Complicated Grief
“The ironic thing about loss is that it stays.” Author: Topher Kearby
6/25/24
We just got home from a quick trip to Naples Florida. My husband has some of the most amazing real estate clients who continue to remain loyal even after moving to other states. So, we drove with him from TN to FL to view her property and the property she wants to purchase. All I can say is, wow! It was absolutely gorgeous there, like walking into an episode of “Lifestyles of the Rich & Famous”. My daughter & I got to spend some time at the beach, which is our favorite place to be, so we were grateful for that and our time away together.
Tomorrow will mark 5 years. June 26th is the anniversary date of the day my oldest daughter left our lives and journey of estrangement began. Sometimes it’s hard to tell if time has flown by or stood still. I’m different today than I was then. Of that I am certain.

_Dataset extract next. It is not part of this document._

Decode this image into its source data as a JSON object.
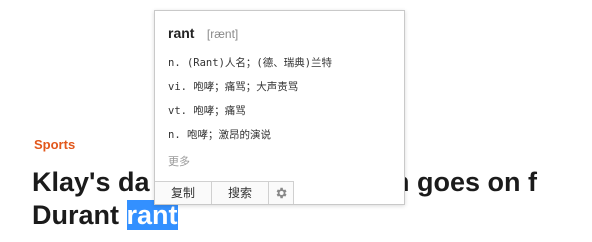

I’ve gained insight and I’ve grown, but I’ve also lost. The losses changed me the most. The chemistry of my body has changed. My stomach has a permanent knot in it. My heart has a tick to it. I’ve struggled fiercely with depressions and PTSD. The basic ideals that I assumed just “were”, suddenly were not. The foundations that I thought could never be shaken, crumbled. It left me feeling uncertain of anything, anyone, including myself. I find myself second guessing anything that I say to my youngest child…who was just 7 when this all started, and even my older grown boys . It’s such a dark place, walking through the days as if I am walking through quicksand. I know they’re getting a different version of me, one that is unsure, hyper aware of my words and willingness to offer my opinions. It’s harder for me to laugh a real belly laugh. I rarely cry. Ive become very introverted, preferring to be home. I freeze when I think of picking up the phone to call anyone, including my children…and that’s not fair to them, but impossible to explain. I’ve engaged in therapy and I still take medication for the depression and PTSD, and I am definitely doing so much better, but pain like this changes you forever. There’s no rewinding or undoing. I’m different now. I have been educated in grief.
There are so many of us … members of this shitty club we never asked to be initiated into. We need each other. We have to hold onto ourselves or rediscover ourselves- who we were before this happened, but wiser and more aware. I am trying. I still believe in the overall goodness of people and sacred family bonds. I’m healing. That’s the reason I started this blog. To find my voice again, to heal with others who understand and have been changed by pain. We’re all trying to heal.